Saat melintas di jalan raya, saya lihat baligho yang bertuliskan ” Jadilah Pemimpin yang berani seperti lilin”. Sekilas maknanya begitu mendalam, yang jika dengan cermat, arif dan seksama kita terjemahkan, bisa saja menjelma menjadi sebuah kandungan makna hidup yang oleh beberapa orang dijadikan cermin hidupnya.
Mari sekarang kita cermati bersama-sama mengenai kehadiran “sebuah lilin” di tengah-tengah kehidupan kita. Benda yang dibuat dengan model, bentuk dan ukuran disesuaikan dengan kebutuhan dan peruntukkannya itu sungguh sangat khas, unik dan mempunyai kegunaan yang bisa jadi sangat dibutuhkan oleh kita di saat-saat tertentu.
Yang saya tangkap dari maksud iklan itu, sepertinya akan menunjukkan bahwa kehadiran seorang pemimpin ibarat sebuah lilin yang sangat dibutuhkan, kehadirannya dapat mengubah gelap menjadi terang saat mati lampu atau saat hendak ke tempat gelap dan berani berkorban demi kepentingan orang banyak.

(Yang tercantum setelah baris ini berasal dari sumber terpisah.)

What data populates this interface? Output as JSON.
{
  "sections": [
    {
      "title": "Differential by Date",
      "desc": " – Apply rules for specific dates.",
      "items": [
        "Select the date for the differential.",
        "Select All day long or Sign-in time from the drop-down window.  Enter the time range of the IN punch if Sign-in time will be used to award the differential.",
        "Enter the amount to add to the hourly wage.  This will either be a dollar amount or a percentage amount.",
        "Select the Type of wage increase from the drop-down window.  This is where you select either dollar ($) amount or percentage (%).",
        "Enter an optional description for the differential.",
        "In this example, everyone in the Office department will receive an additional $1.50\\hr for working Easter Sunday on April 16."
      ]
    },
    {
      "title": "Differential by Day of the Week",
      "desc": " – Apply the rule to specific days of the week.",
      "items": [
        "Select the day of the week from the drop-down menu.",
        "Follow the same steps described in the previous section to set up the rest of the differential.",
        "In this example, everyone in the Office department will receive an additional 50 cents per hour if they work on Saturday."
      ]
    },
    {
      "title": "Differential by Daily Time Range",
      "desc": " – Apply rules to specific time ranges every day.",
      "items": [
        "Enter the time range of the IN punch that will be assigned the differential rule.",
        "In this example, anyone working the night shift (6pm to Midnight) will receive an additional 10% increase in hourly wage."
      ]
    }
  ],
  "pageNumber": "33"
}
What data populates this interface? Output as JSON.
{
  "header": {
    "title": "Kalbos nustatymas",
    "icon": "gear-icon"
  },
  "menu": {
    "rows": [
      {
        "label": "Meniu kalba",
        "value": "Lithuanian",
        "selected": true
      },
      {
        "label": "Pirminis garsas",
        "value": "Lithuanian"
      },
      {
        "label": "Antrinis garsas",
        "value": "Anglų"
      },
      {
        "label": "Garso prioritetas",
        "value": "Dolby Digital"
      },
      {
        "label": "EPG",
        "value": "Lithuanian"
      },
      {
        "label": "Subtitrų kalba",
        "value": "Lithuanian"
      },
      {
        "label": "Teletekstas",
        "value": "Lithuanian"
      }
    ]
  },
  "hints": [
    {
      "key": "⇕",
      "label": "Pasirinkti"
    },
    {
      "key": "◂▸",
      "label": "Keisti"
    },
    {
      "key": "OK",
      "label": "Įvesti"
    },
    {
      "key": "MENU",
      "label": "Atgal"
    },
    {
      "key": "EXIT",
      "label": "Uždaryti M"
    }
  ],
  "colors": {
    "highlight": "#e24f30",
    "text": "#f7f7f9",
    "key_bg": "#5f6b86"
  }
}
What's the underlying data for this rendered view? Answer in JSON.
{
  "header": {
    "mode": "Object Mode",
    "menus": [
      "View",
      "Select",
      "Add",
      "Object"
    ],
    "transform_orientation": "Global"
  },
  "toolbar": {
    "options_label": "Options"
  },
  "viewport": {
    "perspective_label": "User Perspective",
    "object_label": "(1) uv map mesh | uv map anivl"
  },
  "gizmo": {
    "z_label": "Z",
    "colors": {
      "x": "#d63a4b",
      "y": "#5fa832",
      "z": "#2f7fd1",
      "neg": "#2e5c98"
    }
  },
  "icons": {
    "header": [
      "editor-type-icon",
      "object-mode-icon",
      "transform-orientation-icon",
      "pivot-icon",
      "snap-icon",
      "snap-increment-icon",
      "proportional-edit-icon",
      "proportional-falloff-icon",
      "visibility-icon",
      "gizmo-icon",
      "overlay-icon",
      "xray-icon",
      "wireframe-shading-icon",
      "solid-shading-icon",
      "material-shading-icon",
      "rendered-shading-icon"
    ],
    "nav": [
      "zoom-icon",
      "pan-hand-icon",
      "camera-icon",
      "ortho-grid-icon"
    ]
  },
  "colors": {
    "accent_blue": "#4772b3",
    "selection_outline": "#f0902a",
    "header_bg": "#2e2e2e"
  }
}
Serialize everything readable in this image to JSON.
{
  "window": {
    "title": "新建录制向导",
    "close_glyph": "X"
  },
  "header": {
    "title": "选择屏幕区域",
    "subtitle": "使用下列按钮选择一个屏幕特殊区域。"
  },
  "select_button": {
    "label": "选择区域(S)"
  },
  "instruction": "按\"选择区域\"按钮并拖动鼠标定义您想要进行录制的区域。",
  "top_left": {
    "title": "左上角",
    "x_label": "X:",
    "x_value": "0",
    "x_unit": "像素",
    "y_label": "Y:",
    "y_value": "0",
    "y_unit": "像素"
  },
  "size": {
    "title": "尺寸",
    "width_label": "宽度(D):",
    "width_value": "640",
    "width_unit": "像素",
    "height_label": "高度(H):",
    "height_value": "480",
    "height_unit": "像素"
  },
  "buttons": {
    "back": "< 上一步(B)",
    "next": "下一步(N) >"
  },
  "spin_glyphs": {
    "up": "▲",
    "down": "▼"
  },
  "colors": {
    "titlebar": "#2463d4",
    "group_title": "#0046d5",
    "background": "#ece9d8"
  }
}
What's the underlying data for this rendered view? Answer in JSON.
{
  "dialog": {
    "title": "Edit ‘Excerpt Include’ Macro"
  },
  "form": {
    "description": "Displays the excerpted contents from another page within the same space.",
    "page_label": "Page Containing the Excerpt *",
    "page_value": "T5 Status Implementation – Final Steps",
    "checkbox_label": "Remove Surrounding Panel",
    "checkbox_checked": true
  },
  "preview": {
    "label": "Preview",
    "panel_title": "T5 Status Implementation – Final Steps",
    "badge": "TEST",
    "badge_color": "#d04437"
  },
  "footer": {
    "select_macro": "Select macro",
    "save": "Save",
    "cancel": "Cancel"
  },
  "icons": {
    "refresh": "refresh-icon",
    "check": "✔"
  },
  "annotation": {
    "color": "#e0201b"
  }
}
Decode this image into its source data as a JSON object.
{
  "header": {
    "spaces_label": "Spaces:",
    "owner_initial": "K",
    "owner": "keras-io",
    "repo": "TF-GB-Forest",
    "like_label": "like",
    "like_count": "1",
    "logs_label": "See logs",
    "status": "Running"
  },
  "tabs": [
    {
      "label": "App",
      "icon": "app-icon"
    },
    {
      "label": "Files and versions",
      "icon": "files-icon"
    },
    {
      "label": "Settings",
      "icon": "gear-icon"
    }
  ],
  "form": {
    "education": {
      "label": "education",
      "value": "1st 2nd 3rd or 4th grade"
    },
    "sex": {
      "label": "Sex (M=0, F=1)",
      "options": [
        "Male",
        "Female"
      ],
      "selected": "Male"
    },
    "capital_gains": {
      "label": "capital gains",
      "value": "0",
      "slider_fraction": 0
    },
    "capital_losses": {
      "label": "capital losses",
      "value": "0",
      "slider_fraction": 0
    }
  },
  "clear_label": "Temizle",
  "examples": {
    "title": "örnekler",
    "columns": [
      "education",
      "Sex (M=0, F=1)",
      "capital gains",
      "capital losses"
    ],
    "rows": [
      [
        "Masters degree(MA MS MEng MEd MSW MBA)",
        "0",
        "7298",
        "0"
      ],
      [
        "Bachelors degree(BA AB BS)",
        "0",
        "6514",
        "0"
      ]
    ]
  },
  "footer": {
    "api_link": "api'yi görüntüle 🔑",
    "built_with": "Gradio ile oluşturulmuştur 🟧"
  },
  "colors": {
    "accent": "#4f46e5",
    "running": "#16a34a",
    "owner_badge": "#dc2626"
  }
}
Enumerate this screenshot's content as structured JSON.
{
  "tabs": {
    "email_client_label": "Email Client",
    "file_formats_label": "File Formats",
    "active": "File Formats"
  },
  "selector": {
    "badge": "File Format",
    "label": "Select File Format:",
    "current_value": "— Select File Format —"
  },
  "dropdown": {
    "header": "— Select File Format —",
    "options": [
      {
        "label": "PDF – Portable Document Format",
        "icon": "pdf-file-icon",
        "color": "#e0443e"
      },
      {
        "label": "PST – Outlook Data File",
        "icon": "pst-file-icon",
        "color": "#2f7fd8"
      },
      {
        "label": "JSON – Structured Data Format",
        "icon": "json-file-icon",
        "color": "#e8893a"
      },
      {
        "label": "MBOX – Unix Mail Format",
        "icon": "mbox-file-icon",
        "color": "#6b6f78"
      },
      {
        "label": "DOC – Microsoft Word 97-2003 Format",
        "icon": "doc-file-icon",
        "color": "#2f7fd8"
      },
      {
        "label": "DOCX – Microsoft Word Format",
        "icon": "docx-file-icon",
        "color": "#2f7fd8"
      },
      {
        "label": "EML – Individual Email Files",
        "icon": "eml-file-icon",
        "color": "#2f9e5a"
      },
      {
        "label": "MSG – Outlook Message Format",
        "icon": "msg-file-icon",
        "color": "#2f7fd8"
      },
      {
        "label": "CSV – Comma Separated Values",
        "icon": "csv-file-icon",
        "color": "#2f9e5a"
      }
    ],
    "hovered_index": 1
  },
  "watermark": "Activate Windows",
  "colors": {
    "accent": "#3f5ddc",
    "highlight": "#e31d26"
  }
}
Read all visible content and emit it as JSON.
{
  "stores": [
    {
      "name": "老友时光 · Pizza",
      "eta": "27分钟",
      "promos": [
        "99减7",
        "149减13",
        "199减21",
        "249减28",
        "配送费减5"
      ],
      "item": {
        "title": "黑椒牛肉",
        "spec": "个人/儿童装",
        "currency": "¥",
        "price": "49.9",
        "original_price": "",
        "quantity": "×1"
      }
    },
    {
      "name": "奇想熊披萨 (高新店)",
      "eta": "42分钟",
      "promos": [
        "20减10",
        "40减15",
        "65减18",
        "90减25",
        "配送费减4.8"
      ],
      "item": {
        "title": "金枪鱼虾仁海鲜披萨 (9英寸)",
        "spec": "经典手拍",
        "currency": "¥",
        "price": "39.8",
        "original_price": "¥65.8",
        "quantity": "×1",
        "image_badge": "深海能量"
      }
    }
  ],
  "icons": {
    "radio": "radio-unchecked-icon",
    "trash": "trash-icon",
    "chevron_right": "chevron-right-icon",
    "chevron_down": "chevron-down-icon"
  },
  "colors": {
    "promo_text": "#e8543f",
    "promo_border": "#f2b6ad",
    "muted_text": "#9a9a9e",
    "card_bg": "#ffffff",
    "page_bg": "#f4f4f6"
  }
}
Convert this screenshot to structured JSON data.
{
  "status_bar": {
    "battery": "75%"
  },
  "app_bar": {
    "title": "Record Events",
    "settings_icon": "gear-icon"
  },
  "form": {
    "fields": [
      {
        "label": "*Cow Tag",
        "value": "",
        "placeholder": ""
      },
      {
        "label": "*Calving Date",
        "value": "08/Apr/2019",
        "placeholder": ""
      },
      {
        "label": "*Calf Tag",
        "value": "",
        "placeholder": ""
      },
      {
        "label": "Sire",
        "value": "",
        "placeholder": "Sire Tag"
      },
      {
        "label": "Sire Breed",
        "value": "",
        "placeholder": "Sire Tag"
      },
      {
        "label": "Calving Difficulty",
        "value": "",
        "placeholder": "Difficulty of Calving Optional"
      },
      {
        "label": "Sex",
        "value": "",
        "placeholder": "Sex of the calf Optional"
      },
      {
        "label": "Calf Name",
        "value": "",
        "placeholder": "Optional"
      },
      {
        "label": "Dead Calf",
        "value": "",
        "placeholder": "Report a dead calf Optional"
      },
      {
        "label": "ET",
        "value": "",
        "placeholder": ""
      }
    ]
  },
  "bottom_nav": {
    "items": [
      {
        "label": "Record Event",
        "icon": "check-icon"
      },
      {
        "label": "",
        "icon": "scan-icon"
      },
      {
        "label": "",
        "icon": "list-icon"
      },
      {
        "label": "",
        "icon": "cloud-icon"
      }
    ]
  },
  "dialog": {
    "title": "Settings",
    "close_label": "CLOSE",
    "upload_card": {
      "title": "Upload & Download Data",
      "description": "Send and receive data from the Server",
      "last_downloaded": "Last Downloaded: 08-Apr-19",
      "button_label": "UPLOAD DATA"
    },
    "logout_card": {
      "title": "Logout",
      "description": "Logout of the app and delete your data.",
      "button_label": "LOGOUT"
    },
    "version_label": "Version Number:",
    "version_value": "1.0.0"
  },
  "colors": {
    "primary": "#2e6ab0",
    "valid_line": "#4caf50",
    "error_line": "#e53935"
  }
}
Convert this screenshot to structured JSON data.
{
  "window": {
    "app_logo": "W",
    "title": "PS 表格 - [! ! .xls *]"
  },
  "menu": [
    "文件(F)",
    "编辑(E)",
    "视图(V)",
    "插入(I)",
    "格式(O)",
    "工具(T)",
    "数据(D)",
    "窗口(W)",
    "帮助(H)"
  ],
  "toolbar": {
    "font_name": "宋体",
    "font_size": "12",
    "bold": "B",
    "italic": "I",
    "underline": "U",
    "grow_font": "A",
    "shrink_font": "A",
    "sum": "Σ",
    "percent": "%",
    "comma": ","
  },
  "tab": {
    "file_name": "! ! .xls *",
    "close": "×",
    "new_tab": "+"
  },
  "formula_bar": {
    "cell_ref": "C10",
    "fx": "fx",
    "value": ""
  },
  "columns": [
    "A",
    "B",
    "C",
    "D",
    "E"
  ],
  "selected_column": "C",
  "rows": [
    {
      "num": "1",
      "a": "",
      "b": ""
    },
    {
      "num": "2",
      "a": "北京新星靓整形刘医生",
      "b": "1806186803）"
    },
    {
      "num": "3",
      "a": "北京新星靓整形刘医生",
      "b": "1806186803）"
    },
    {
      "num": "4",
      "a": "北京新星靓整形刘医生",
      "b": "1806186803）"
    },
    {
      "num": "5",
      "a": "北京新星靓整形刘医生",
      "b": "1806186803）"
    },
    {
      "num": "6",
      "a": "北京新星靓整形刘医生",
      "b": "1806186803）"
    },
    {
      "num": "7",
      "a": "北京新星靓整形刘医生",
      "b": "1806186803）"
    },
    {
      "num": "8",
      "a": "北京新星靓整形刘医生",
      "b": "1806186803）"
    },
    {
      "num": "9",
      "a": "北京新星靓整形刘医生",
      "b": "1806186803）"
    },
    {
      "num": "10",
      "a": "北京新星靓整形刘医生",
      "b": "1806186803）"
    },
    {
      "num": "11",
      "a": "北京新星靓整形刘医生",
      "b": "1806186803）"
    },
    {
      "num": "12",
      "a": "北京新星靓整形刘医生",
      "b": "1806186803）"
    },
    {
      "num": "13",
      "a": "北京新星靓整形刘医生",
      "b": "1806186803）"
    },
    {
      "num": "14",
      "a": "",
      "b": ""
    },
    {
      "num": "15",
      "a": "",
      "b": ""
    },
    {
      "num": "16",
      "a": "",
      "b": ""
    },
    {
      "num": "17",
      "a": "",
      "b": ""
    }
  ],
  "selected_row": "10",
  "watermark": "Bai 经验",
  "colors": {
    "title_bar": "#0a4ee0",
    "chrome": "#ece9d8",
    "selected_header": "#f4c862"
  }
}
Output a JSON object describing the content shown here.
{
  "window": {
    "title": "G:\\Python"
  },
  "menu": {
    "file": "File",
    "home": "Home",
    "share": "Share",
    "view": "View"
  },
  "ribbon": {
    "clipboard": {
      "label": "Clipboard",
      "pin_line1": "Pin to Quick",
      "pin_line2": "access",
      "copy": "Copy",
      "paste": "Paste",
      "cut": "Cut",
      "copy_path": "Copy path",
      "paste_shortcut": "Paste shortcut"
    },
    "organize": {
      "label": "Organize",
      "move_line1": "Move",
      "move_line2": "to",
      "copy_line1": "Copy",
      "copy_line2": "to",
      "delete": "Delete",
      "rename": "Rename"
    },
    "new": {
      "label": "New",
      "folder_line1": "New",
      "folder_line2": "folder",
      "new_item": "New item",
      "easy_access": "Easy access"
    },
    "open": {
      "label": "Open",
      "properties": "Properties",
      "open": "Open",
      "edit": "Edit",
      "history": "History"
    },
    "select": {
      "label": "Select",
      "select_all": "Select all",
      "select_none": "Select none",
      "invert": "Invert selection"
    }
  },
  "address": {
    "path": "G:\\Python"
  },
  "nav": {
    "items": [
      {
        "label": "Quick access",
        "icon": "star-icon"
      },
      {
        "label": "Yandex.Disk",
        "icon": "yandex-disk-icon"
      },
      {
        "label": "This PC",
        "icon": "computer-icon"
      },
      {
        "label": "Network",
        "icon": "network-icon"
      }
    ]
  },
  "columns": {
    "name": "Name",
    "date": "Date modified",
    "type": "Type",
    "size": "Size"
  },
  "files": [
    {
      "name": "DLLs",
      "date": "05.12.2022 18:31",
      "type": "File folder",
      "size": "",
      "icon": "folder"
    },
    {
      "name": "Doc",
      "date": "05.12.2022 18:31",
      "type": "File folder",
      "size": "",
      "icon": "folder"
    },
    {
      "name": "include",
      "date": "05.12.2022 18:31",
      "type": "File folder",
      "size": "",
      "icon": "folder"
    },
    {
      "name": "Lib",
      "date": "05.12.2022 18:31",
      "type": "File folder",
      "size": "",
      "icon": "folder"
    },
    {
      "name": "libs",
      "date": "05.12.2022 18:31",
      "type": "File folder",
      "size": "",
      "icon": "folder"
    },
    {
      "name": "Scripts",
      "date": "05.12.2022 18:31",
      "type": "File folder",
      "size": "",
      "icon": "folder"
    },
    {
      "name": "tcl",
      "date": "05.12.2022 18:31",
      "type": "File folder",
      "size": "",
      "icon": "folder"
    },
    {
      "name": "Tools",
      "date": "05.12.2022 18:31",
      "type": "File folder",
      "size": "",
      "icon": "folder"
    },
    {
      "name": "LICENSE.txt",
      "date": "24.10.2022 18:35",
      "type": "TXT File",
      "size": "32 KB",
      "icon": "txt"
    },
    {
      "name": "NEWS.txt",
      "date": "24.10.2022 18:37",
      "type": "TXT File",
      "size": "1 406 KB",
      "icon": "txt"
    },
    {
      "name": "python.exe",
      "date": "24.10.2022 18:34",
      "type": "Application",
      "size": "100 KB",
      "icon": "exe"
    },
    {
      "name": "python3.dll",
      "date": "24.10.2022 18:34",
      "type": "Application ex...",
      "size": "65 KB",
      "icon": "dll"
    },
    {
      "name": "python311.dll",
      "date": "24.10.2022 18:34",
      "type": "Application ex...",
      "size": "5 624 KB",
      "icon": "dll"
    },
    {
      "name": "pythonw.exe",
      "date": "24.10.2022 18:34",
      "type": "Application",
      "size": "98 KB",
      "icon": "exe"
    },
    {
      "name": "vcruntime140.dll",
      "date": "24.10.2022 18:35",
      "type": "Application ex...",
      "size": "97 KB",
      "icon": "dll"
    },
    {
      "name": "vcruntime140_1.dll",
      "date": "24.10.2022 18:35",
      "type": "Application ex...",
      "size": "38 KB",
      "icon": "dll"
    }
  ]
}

Hanya demi seberkas cahaya, lilin rela tubuhnya meleleh bahkan lebur tak berbetuk dengan tanpa menuntut balas jasa pada siapapun. Lilin tidak mengotori lingkungannya, bahkan bekas lelehannya pun akan sangat mudah dibersihkan dan tidak meluas ke segala arah. Lilin tidak menimbulkan polusi udara yang berlebih yang bisa membahayakan lingkungannya. Sungguh cerminan bahwa seorang sosok yang memiliki karakter seperti diatas sangat langka dan diidam-idamkan.
Beberapa orang berpendapat bahwa dalam hidup ini, kita dituntut agar tidak bersifat seperti lilin. Lilin memang memberikan penerangan bagi orang lain di sekitarnya dengan tulus ikhlas. Lilin senantiasa memberikan cahayanya dalam keadaan gelap gulita. Lilin selalu memberikan manfaat bagi siapa saja yang berada di sekitarnya untuk beberapa waktu. Namun lilin selalu mementingkan orang di sekitarnya agar mendapatkan cahayanya, tanpa menghiraukan keadaan dirinya yang lemah. Tak lama kemudian dalam sekejap, lilin akan hancur dengan sendirinya, jadilah semua usaha yang telah dilakukannya seolah sia – sia. Karena orang di sekitarnya kembali kepada kegelapan seperti semula. Dan jika merenung di titik point ini, aku terkadang sering menangis karena di titik inilah sebagai manusia yang bodoh aku pernah terperangkap sebagai pengorban yang berkorban sia-sia karena kehancuranku ternyata tidak membawa dampak apapun terhadap sebuah perubahan sesuatu kepada kebaikan yang dimaksud. Sungguh ironis memang.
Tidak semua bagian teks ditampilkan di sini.